Türkiye Sigorta Birliği Genel Sekreteri Özgür Obalı, eldekileri yerine koymanın çok zor olduğu bir dönemde olunduğuna dikkat çekerek “Zorlu ekonomik koşullar varlıkların değerlerini hızla arttırıyor. Risklere karşı sigortalanma en büyük güvencemiz.” dedi.
Pandemi sonrası değişen düzende tedarik zinciri, bölgesel çatışmalar, iklim krizi ve dünya genelindeki zorlu ekonomik koşullar bir tarafta riski arttırırken diğer tarafta da varlıkların değerini hızla yükseltti.
Türkiye Sigorta Birliği (TSB) Genel Sekreteri Özgür Obalı, tüm bu gelişmelerle enflasyon ve döviz kurundaki dalgalanmanın Türkiye’deki yansımalarına dikkat çekerek “Bir yıl öncesiyle karşılaştırıldığında, gayrimenkul, otomotiv gibi sigorta ile yakından ilgili alanlarda varlık değerleri yüzde 100’ü aşan oranda değer kazandı. 1 yıl önce ortalama 500 bin TL seviyelerindeki C segment bir aracın ya da 500 bin TL civarındaki bir konutun ortalama fiyatı bugün 1 milyon TL’yi aştı. Bu değerlemeler ışığında sigortasız bir varlığımızı kaybettiğimizde, aynı değerden yerine koymamız mümkün görünmüyor.” dedi.
Sigorta bilinci giderek yükseliyor
Sahip olunanları korumanın yolunun sigortalanmak olduğunu altını çizen Obalı, ülkemizde ‘sigorta bilincinin’ yükselerek arttığını belirterek “Sigorta, geleceğe huzurlu ulaşmada önemli bir güven unsuru.

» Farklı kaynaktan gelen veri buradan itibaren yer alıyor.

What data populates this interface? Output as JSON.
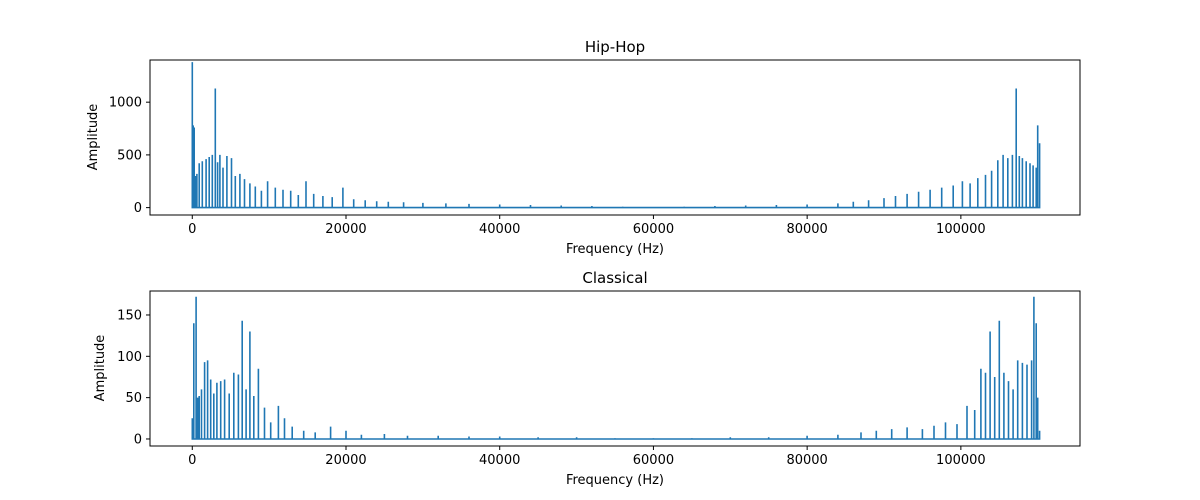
{
  "chart_data": [
    {
      "type": "line",
      "title": "Hip-Hop",
      "xlabel": "Frequency (Hz)",
      "ylabel": "Amplitude",
      "xlim": [
        -5500,
        115500
      ],
      "ylim": [
        -70,
        1400
      ],
      "xticks": [
        0,
        20000,
        40000,
        60000,
        80000,
        100000
      ],
      "yticks": [
        0,
        500,
        1000
      ],
      "grid": false,
      "color": "#1f77b4",
      "series": [
        {
          "x": [
            0,
            120,
            250,
            400,
            600,
            900,
            1300,
            1800,
            2200,
            2600,
            3000,
            3300,
            3600,
            4000,
            4500,
            5100,
            5600,
            6200,
            6800,
            7500,
            8200,
            9000,
            9800,
            10800,
            11800,
            12800,
            13800,
            14800,
            15800,
            17000,
            18200,
            19600,
            21000,
            22500,
            24000,
            25500,
            27500,
            30000,
            33000,
            36000,
            40000,
            44000,
            48000,
            52000,
            56000,
            60000,
            64000,
            68000,
            72000,
            76000,
            80000,
            84000,
            86000,
            88000,
            90000,
            91500,
            93000,
            94500,
            96000,
            97500,
            99000,
            100200,
            101200,
            102200,
            103200,
            104000,
            104800,
            105500,
            106100,
            106700,
            107200,
            107600,
            108000,
            108500,
            109000,
            109400,
            109800,
            110000,
            110250
          ],
          "y": [
            1380,
            780,
            760,
            300,
            320,
            420,
            440,
            460,
            480,
            500,
            1130,
            430,
            500,
            380,
            490,
            470,
            300,
            320,
            270,
            230,
            200,
            160,
            250,
            190,
            170,
            160,
            120,
            250,
            130,
            110,
            100,
            190,
            80,
            70,
            60,
            55,
            50,
            45,
            40,
            35,
            30,
            25,
            20,
            15,
            10,
            8,
            10,
            15,
            20,
            25,
            30,
            40,
            55,
            70,
            90,
            110,
            130,
            150,
            170,
            190,
            210,
            250,
            230,
            280,
            310,
            350,
            450,
            500,
            470,
            500,
            1130,
            490,
            470,
            440,
            420,
            400,
            380,
            780,
            610
          ]
        }
      ]
    },
    {
      "type": "line",
      "title": "Classical",
      "xlabel": "Frequency (Hz)",
      "ylabel": "Amplitude",
      "xlim": [
        -5500,
        115500
      ],
      "ylim": [
        -8.5,
        179
      ],
      "xticks": [
        0,
        20000,
        40000,
        60000,
        80000,
        100000
      ],
      "yticks": [
        0,
        50,
        100,
        150
      ],
      "grid": false,
      "color": "#1f77b4",
      "series": [
        {
          "x": [
            0,
            200,
            500,
            700,
            900,
            1200,
            1600,
            2000,
            2400,
            2800,
            3200,
            3700,
            4200,
            4800,
            5400,
            6000,
            6500,
            7000,
            7500,
            8000,
            8600,
            9400,
            10200,
            11200,
            12000,
            13000,
            14500,
            16000,
            18000,
            20000,
            22000,
            25000,
            28000,
            32000,
            36000,
            40000,
            45000,
            50000,
            55000,
            60000,
            65000,
            70000,
            75000,
            80000,
            84000,
            87000,
            89000,
            91000,
            93000,
            95000,
            96500,
            98000,
            99500,
            100800,
            101800,
            102600,
            103200,
            103800,
            104400,
            105000,
            105600,
            106200,
            106800,
            107400,
            108000,
            108600,
            109200,
            109500,
            109800,
            110000,
            110250
          ],
          "y": [
            25,
            140,
            172,
            50,
            52,
            60,
            93,
            95,
            72,
            55,
            68,
            70,
            72,
            55,
            80,
            78,
            143,
            60,
            130,
            52,
            85,
            38,
            20,
            40,
            25,
            15,
            10,
            8,
            15,
            10,
            5,
            6,
            4,
            4,
            3,
            3,
            2,
            2,
            1,
            1,
            1,
            2,
            2,
            4,
            5,
            8,
            10,
            12,
            14,
            12,
            16,
            20,
            18,
            40,
            35,
            85,
            80,
            130,
            75,
            143,
            80,
            70,
            60,
            95,
            92,
            90,
            95,
            172,
            140,
            50,
            10
          ]
        }
      ]
    }
  ]
}
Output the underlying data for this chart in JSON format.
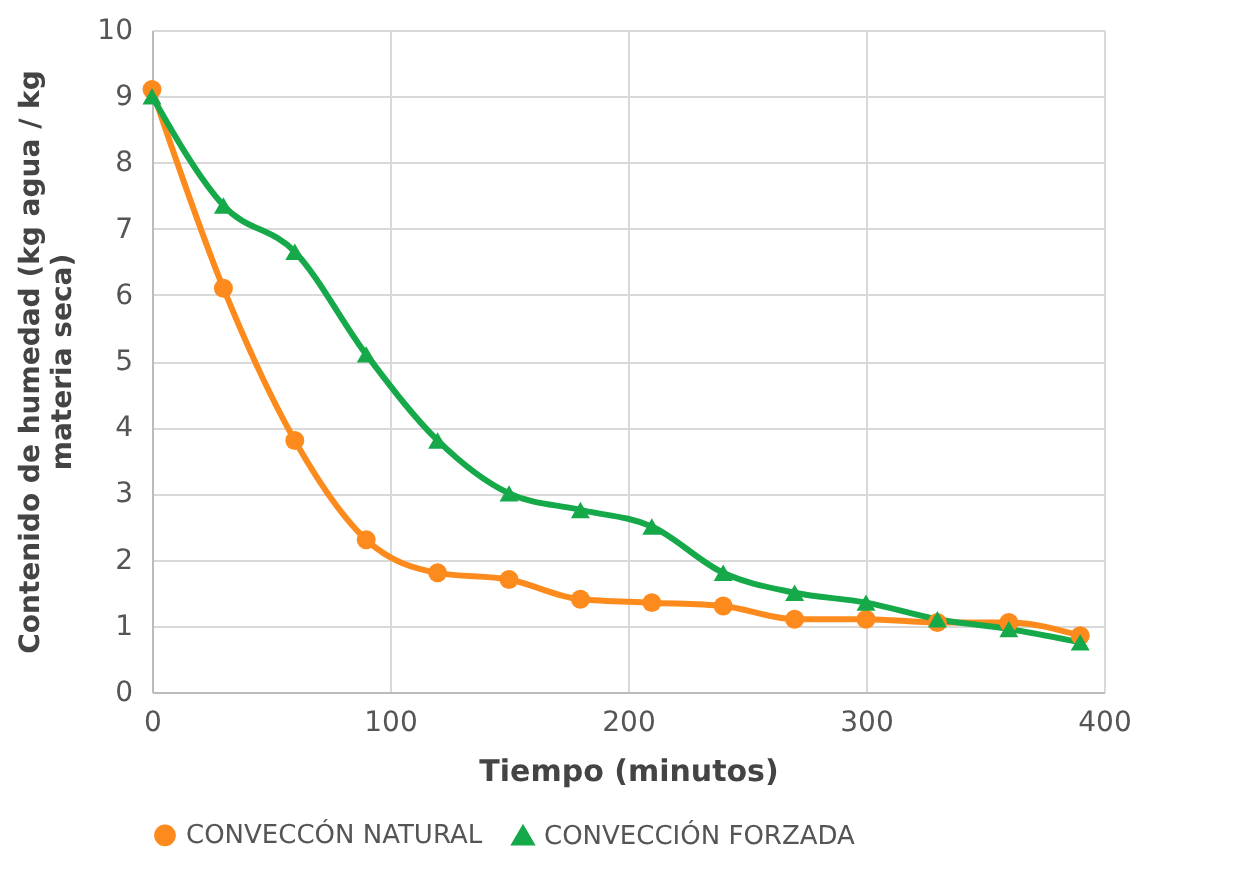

Ekonomik koşullara rağmen vatandaşların sigortaya olan ilgisi ve teveccühü sürüyor. ‘Sigorta, kıymet bilmektir’ diyerek çıktığımız bu yolda, sigortaya ilgiyi sektör olarak doğru işler yaptığımızın önemli bir göstergesi kabul ediyoruz.” diye konuştu.
Sigorta prim artışlarına da değinen Obalı, konunun bugünden değil, geçen yılbaşından itibaren değerlendirilmesi gerektiğini aktararak “2021 yılında pandemi kaynaklı yavaşlayan hayat, özellikle motor ve sağlık branşındaki ‘hasar frekanslarını’ ciddi oranda düşürdü. Daha uygun fiyatlama yapılmasına imkân sağlayan bu durum, sigorta şirketlerince tüketicilerin lehine kullandı ve bir nevi iskontolu fiyatlarla ürün sunuldu.” ifadelerini kullandı.
Sigorta önemli bir gelişmişlik göstergesi
Sigorta şirketlerinin 2022 yılı için değişen ekonomik koşullar çerçevesinde fiyatlama politikalarını yeniden gözden geçirmek zorunda kalmalarında özellikle maliyet ve hasar gibi etmenlerin belirleyici olduğunu söyleyen Obalı, “Maliyetler ile primlerin uyuşmadığı, maliyetlerin yüksek olduğu bir dönemden geçiyoruz. Pandemi kurallarının gevşetilmesi ile birlikte otomotiv ve sağlık alanında artan hasar maliyetleri sektörümüzü zorluyor. Vatandaşlarımız geçen yılı göz önüne alarak primlerin bu yıl çok artığını düşünüyor olabilirler; fakat primlerin tüm maliyetler düşünüldüğünde ve varlık fiyatlarının hızla artığı günümüzde primlerin bununla uyumlu olarak artığını söyleyebiliriz. Doğal afetler vb. gibi riskler hızla yükselirken, varlıklarımızı korumak da gitgide zorlaşıyor. Oysa varlıklarımızı, değerinin neredeyse binde biri-ikisi oranındaki primlerle sigorta güvencesi altına alabilir, olası kayıp durumunda sigorta ile tekrar yerine koyarak hayatımıza kaldığımız yerden devam edebiliriz. Sigorta önemli bir gelişmişlik göstergesi ve ülke ekonomimizin güçlenmesinde önemli anahtar sektör. Her zaman olduğu gibi ‘Sigorta kötü gün dostu bir sosyal politika aracıdır’inancıyla hareket ederek sorumluluklarımızı eksiksiz yerine getirme gayretiyle tüm paydaşlarımızla birlikte çalışıyoruz.” dedi.